Auf den letzten Metern will es Sabir dann noch einmal wissen: Der Wind frischt in der Nähe der Insel noch einmal kräftig auf und wir preschen wieder mit über 7kn Fahrt auf die Bucht von Angra do Heroismo zu. Wir bereiten uns auf unser Ankermanöver vor: Ich mache den Anker klar, so dass ihn Claudia nachher fallen lassen kann. Aus der Ferne versuche ich das, was ich in der Bucht sehe, mit dem Bild der Seekarte in Deckung zu bringen. Wir lassen das Großsegel fallen, rollen die Genua ein und fahren mit der Maschine die letzten Meter in die Bucht. Wir suchen uns einen Ankerplatz zwischen den anderen Ankerliegern. Es passiert mir immer noch, dass ich mich beim Platzieren des Ankers ein bisschen verschätze und einem Nachbar dann doch für meinen Geschmack etwas zu Nahe komme. Wir ziehen den Anker noch einmal hoch und setzen ihn ein paar Meter weiter nach vorne. Dann passt es. Über die „Gerätle“, mit denen Claudia und ich während des Ankerns in Kontakt stehen, sage ich: „Wir sind angekommen“ und stoppe die Maschine.
Wir werfen einen ersten Blick auf die Stadt Angra do Heroismo und freuen uns, bald an Land gehen zu können. Der Anblick gefällt uns sehr: Bunte Häuschen und Kirchen heißen uns willkommen.
Wir legen uns hin und schlafen erst einmal ausgiebig. Die Nachtwachen erschöpfen uns doch auch jedes mal wieder. Der Schlaf ist unruhig, da Sabir im Schwell sehr kräftig schaukelt.

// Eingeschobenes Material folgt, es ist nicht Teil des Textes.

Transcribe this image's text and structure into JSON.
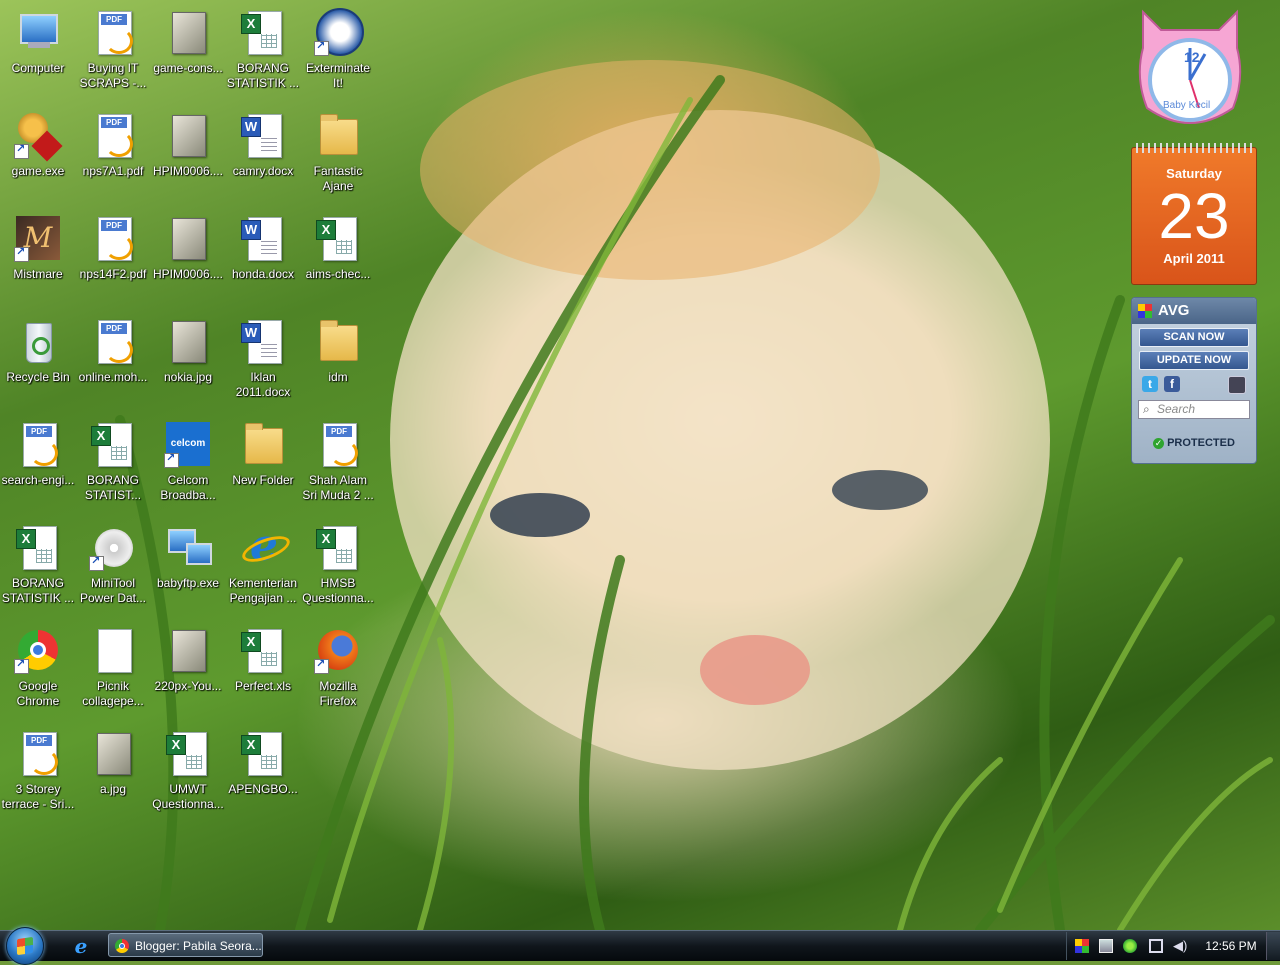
{
  "desktop": {
    "icons": [
      {
        "label": "Computer",
        "icon": "computer-icon"
      },
      {
        "label": "Buying IT SCRAPS -...",
        "icon": "pdf-icon"
      },
      {
        "label": "game-cons...",
        "icon": "image-icon"
      },
      {
        "label": "BORANG STATISTIK ...",
        "icon": "excel-icon"
      },
      {
        "label": "Exterminate It!",
        "icon": "exterminate-it-icon"
      },
      {
        "label": "game.exe",
        "icon": "game-exe-icon"
      },
      {
        "label": "nps7A1.pdf",
        "icon": "pdf-icon"
      },
      {
        "label": "HPIM0006....",
        "icon": "image-icon"
      },
      {
        "label": "camry.docx",
        "icon": "word-icon"
      },
      {
        "label": "Fantastic Ajane",
        "icon": "folder-icon"
      },
      {
        "label": "Mistmare",
        "icon": "mistmare-icon"
      },
      {
        "label": "nps14F2.pdf",
        "icon": "pdf-icon"
      },
      {
        "label": "HPIM0006....",
        "icon": "image-icon"
      },
      {
        "label": "honda.docx",
        "icon": "word-icon"
      },
      {
        "label": "aims-chec...",
        "icon": "excel-icon"
      },
      {
        "label": "Recycle Bin",
        "icon": "recycle-bin-icon"
      },
      {
        "label": "online.moh...",
        "icon": "pdf-icon"
      },
      {
        "label": "nokia.jpg",
        "icon": "image-icon"
      },
      {
        "label": "Iklan 2011.docx",
        "icon": "word-icon"
      },
      {
        "label": "idm",
        "icon": "folder-icon"
      },
      {
        "label": "search-engi...",
        "icon": "pdf-icon"
      },
      {
        "label": "BORANG STATIST...",
        "icon": "excel-icon"
      },
      {
        "label": "Celcom Broadba...",
        "icon": "celcom-icon"
      },
      {
        "label": "New Folder",
        "icon": "folder-icon"
      },
      {
        "label": "Shah Alam Sri Muda 2 ...",
        "icon": "pdf-icon"
      },
      {
        "label": "BORANG STATISTIK ...",
        "icon": "excel-icon"
      },
      {
        "label": "MiniTool Power Dat...",
        "icon": "disc-icon"
      },
      {
        "label": "babyftp.exe",
        "icon": "network-icon"
      },
      {
        "label": "Kementerian Pengajian ...",
        "icon": "internet-explorer-icon"
      },
      {
        "label": "HMSB Questionna...",
        "icon": "excel-icon"
      },
      {
        "label": "Google Chrome",
        "icon": "chrome-icon"
      },
      {
        "label": "Picnik collagepe...",
        "icon": "blank-file-icon"
      },
      {
        "label": "220px-You...",
        "icon": "image-icon"
      },
      {
        "label": "Perfect.xls",
        "icon": "excel-icon"
      },
      {
        "label": "Mozilla Firefox",
        "icon": "firefox-icon"
      },
      {
        "label": "3 Storey terrace - Sri...",
        "icon": "pdf-icon"
      },
      {
        "label": "a.jpg",
        "icon": "image-icon"
      },
      {
        "label": "UMWT Questionna...",
        "icon": "excel-icon"
      },
      {
        "label": "APENGBO...",
        "icon": "excel-icon"
      }
    ]
  },
  "gadgets": {
    "clock": {
      "brand": "Baby Kecil",
      "numeral": "12"
    },
    "calendar": {
      "day": "Saturday",
      "date": "23",
      "month_year": "April 2011"
    },
    "avg": {
      "title": "AVG",
      "scan_label": "SCAN NOW",
      "update_label": "UPDATE NOW",
      "search_placeholder": "Search",
      "status": "PROTECTED",
      "twitter": "t",
      "facebook": "f"
    }
  },
  "taskbar": {
    "task_label": "Blogger: Pabila Seora...",
    "quick_launch_glyph": "e",
    "time": "12:56 PM"
  },
  "colors": {
    "calendar_orange": "#e0621f",
    "taskbar_dark": "#10161c",
    "avg_blue": "#34578f"
  }
}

Um die Mittagszeit kommt die Sonne heraus und das Bild der Stadt wird noch einmal schöner mit den weißen Schäfchenwolken und dem blauen Himmel.
Wir stehen im Kontakt mit Jutta und Willi, die uns über die Schiffsbewegungen in der Marina auf dem Laufenden halten: „Jetzt fährt einer raus, da wird ein Platz frei…“ Ich kann mich irgendwie noch nicht damit anfreunden, jetzt in die Marina rüber zu fahren – wir sind beide noch viel zu müde, als dass wir uns die Aktion geben wollten… Als das Schaukeln im Laufe des Nachmittags nicht weniger wird, wächst unsere Unzufriedenheit mit dem Ankerplatz. Als Jutta schreibt, dass der erste Platz in der Marina direkt nach der Einfahrt frei werden wird, gehen wir Anker auf und legen uns auf den freien Platz.
Viel besser. Das Schaukeln ist weg, aber den Schwell spürt man weiterhin in der Marina. Sabir ruckelt und zuckelt an ihren Leinen. Wir sind froh, dass wir die Ruckdämpfer auf São Miguel gekauft haben.
Heute haben wir einen ersten Rundgang durch die Stadt gemacht und sind schlichtweg begeistert von dem, was wir finden. Seht selbst:
Abends sind wir bei Jutta und Willi auf der Leonie zum Abendessen eingeladen. Es ist schön, die beiden wieder als Nachbarn zu haben.
„Angra do Heroismo“ heißt übrigens ins Deutsche übersetzt „die Bucht des Heldentums“. Den Namen bekam die Stadt während des Portugiesischen Bürgerkriegs verliehen, als sich Terceira gegen den damals in Portugal absolutistisch herrschenden König Miguel stellte und seinen eher liberalen Bruder, den brasilianischen (und ehemals portugiesischen) König Peter, unterstützte. Der Bürgerkrieg endete zu Gunsten Peters, der in der Folge wieder den Thron von Portugal übernahm.
Am 1. Januar 1980 wurde die Stadt für nur 8 Sekunden von einem Erdbeben der Stärke 8,5 erschüttert. Dabei starben 50 Menschen und viele historische Gebäude fielen in sich zusammen oder wurden schwer beschädigt. In der Rekordzeit von nur 3 Jahren wurden diese Schäden beseitigt und die Stadt in ihrem barocken Stil wieder aufgebaut. Zu verdanken ist dieser Eifer der UNESCO, die den Wiederaufbau unterstützt und in der Folge (1983) Angra den Status „Weltkulturerbe“ verliehen hat.